Scientists rarely reuse expert knowledge of phylogeny, in spite of years of effort to assemble a great “Tree of Life” (ToL). A notable exception involves the use of Phylomatic, which provides tools to generate custom phylogenies from a large, pre-computed, expert phylogeny of plant taxa. This suggests great potential for a more generalized system that, starting with a query consisting of a list of any known species, would rectify non-standard names, identify expert phylogenies containing the implicated taxa, prune away unneeded parts, and supply branch lengths and annotations, resulting in a custom phylogeny suited to the user’s needs. Such a system could become a sustainable community resource if implemented as a distributed system of loosely coupled parts that interact through clearly defined interfaces.
With the aim of building such a “phylotastic” system, the NESCent Hackathons, Interoperability, Phylogenies (HIP) working group recruited 2 dozen scientist-programmers to a weeklong programming hackathon in June 2012. During the hackathon (and a three-month follow-up period), 5 teams produced designs, implementations, documentation, presentations, and tests including: (1) a generalized scheme for integrating components; (2) proof-of-concept pruners and controllers; (3) a meta-API for taxonomic name resolution services; (4) a system for storing, finding, and retrieving phylogenies using semantic web technologies for data exchange, storage, and querying; (5) an innovative new service, DateLife.org, which synthesizes pre-computed, time-calibrated phylogenies to assign ages to nodes; and (6) demonstration projects. These outcomes are accessible via a public code repository (GitHub.com), a website (http://www.phylotastic.org), and a server image.
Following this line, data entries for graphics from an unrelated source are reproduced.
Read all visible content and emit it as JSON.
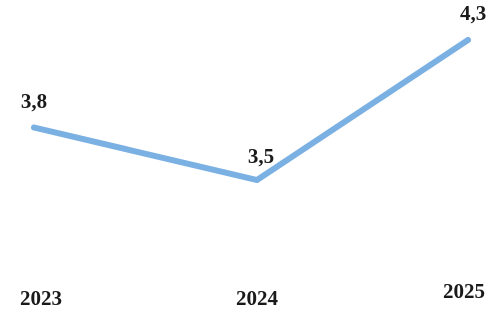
{
  "chart_data": {
    "type": "line",
    "categories": [
      "2023",
      "2024",
      "2025"
    ],
    "values": [
      3.8,
      3.5,
      4.3
    ],
    "value_labels": [
      "3,8",
      "3,5",
      "4,3"
    ],
    "line_color": "#7bb0e3",
    "grid": false,
    "legend": "none"
  }
}
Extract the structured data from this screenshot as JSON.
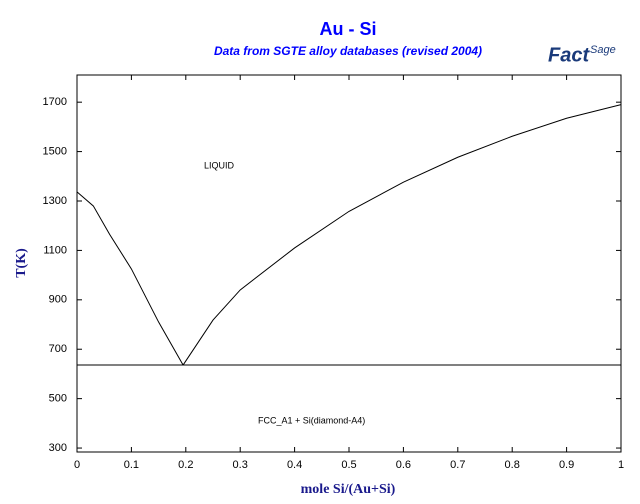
{
  "chart_data": {
    "type": "line",
    "title": "Au - Si",
    "subtitle": "Data from SGTE alloy databases (revised 2004)",
    "logo": [
      "Fact",
      "Sage"
    ],
    "x_label": "mole Si/(Au+Si)",
    "y_label": "T(K)",
    "annotations": [
      "LIQUID",
      "FCC_A1 + Si(diamond-A4)"
    ],
    "xlim": [
      0,
      1
    ],
    "ylim": [
      284,
      1810
    ],
    "xticks": [
      0,
      0.1,
      0.2,
      0.3,
      0.4,
      0.5,
      0.6,
      0.7,
      0.8,
      0.9,
      1
    ],
    "yticks": [
      300,
      500,
      700,
      900,
      1100,
      1300,
      1500,
      1700
    ],
    "series": [
      {
        "color": "#000000",
        "x": [
          0,
          0.03,
          0.06,
          0.1,
          0.15,
          0.195
        ],
        "values": [
          1337,
          1280,
          1165,
          1025,
          810,
          636
        ]
      },
      {
        "color": "#000000",
        "x": [
          0.195,
          0.25,
          0.3,
          0.4,
          0.5,
          0.6,
          0.7,
          0.8,
          0.9,
          1
        ],
        "values": [
          636,
          818,
          940,
          1110,
          1258,
          1376,
          1477,
          1562,
          1635,
          1690
        ]
      },
      {
        "color": "#000000",
        "x": [
          0,
          1
        ],
        "values": [
          636,
          636
        ]
      }
    ]
  }
}
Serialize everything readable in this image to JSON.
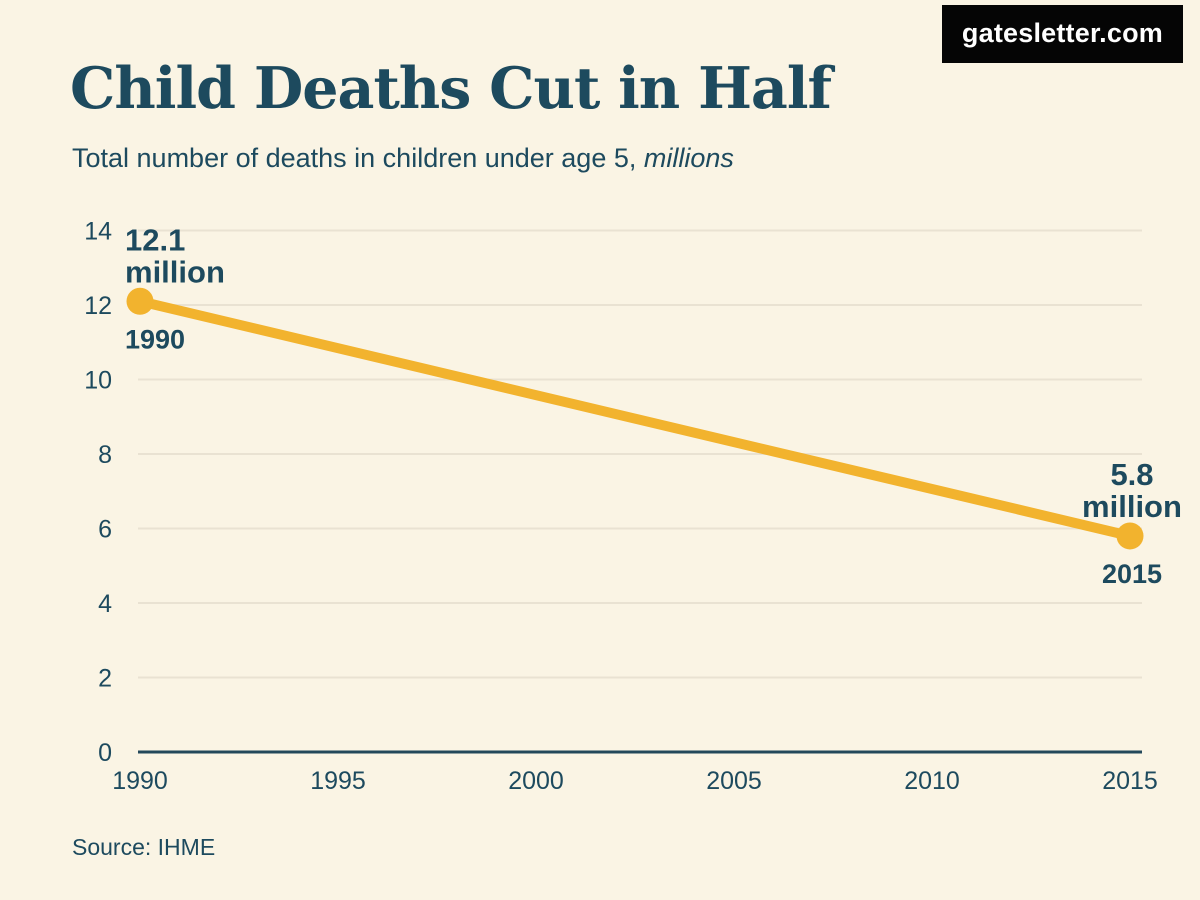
{
  "brand": {
    "label": "gatesletter.com"
  },
  "title": "Child Deaths Cut in Half",
  "subtitle": {
    "text": "Total number of deaths in children under age 5, ",
    "emphasis": "millions"
  },
  "source": "Source: IHME",
  "colors": {
    "background": "#faf4e4",
    "ink": "#1d4a5e",
    "line": "#f2b32e",
    "grid": "#e9e2d2",
    "axis": "#23485a",
    "brand_bg": "#050505",
    "brand_text": "#ffffff"
  },
  "chart_data": {
    "type": "line",
    "title": "Child Deaths Cut in Half",
    "subtitle": "Total number of deaths in children under age 5, millions",
    "x": [
      1990,
      2015
    ],
    "series": [
      {
        "name": "Deaths in children under age 5 (millions)",
        "values": [
          12.1,
          5.8
        ]
      }
    ],
    "x_ticks": [
      1990,
      1995,
      2000,
      2005,
      2010,
      2015
    ],
    "y_ticks": [
      0,
      2,
      4,
      6,
      8,
      10,
      12,
      14
    ],
    "xlim": [
      1990,
      2015
    ],
    "ylim": [
      0,
      14
    ],
    "grid": "horizontal",
    "legend": "none",
    "line_color": "#f2b32e",
    "marker": "circle",
    "annotations": [
      {
        "x": 1990,
        "value_label": "12.1",
        "unit_label": "million",
        "year_label": "1990",
        "align": "left"
      },
      {
        "x": 2015,
        "value_label": "5.8",
        "unit_label": "million",
        "year_label": "2015",
        "align": "center"
      }
    ],
    "source": "Source: IHME"
  }
}
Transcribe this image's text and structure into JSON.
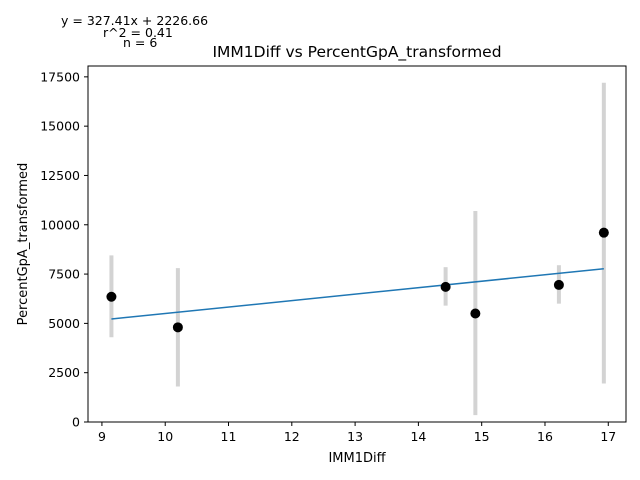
{
  "chart_data": {
    "type": "scatter",
    "title": "IMM1Diff vs PercentGpA_transformed",
    "xlabel": "IMM1Diff",
    "ylabel": "PercentGpA_transformed",
    "xlim": [
      8.78,
      17.28
    ],
    "ylim": [
      0,
      18050
    ],
    "x_ticks": [
      9,
      10,
      11,
      12,
      13,
      14,
      15,
      16,
      17
    ],
    "y_ticks": [
      0,
      2500,
      5000,
      7500,
      10000,
      12500,
      15000,
      17500
    ],
    "grid": false,
    "points": [
      {
        "x": 9.15,
        "y": 6350,
        "err_low": 4300,
        "err_high": 8450
      },
      {
        "x": 10.2,
        "y": 4800,
        "err_low": 1800,
        "err_high": 7800
      },
      {
        "x": 14.43,
        "y": 6850,
        "err_low": 5900,
        "err_high": 7850
      },
      {
        "x": 14.9,
        "y": 5500,
        "err_low": 350,
        "err_high": 10700
      },
      {
        "x": 16.22,
        "y": 6950,
        "err_low": 6000,
        "err_high": 7950
      },
      {
        "x": 16.93,
        "y": 9600,
        "err_low": 1950,
        "err_high": 17200
      }
    ],
    "fit": {
      "slope": 327.41,
      "intercept": 2226.66,
      "x_range": [
        9.15,
        16.93
      ]
    },
    "colors": {
      "points": "#000000",
      "error_bars": "#d3d3d3",
      "fit_line": "#1f77b4"
    },
    "annotations": {
      "equation": "y = 327.41x + 2226.66",
      "r2": "r^2 = 0.41",
      "n": "n = 6"
    }
  }
}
Approximately 9 person-months of effort (centered on a software development hackathon) resulted in the design and implementation of proof-of-concept software for 4 core phylotastic components, 3 controllers, and 3 end-user demonstration tools. While these products have substantial limitations, they suggest considerable potential for a distributed system that makes phylogenetic knowledge readily accessible in computable form. Widespread use of phylotastic systems will create an electronic marketplace for sharing phylogenetic knowledge that will spur innovation in other areas of the ToL enterprise, such as annotation of sources and methods and third-party methods of quality assessment.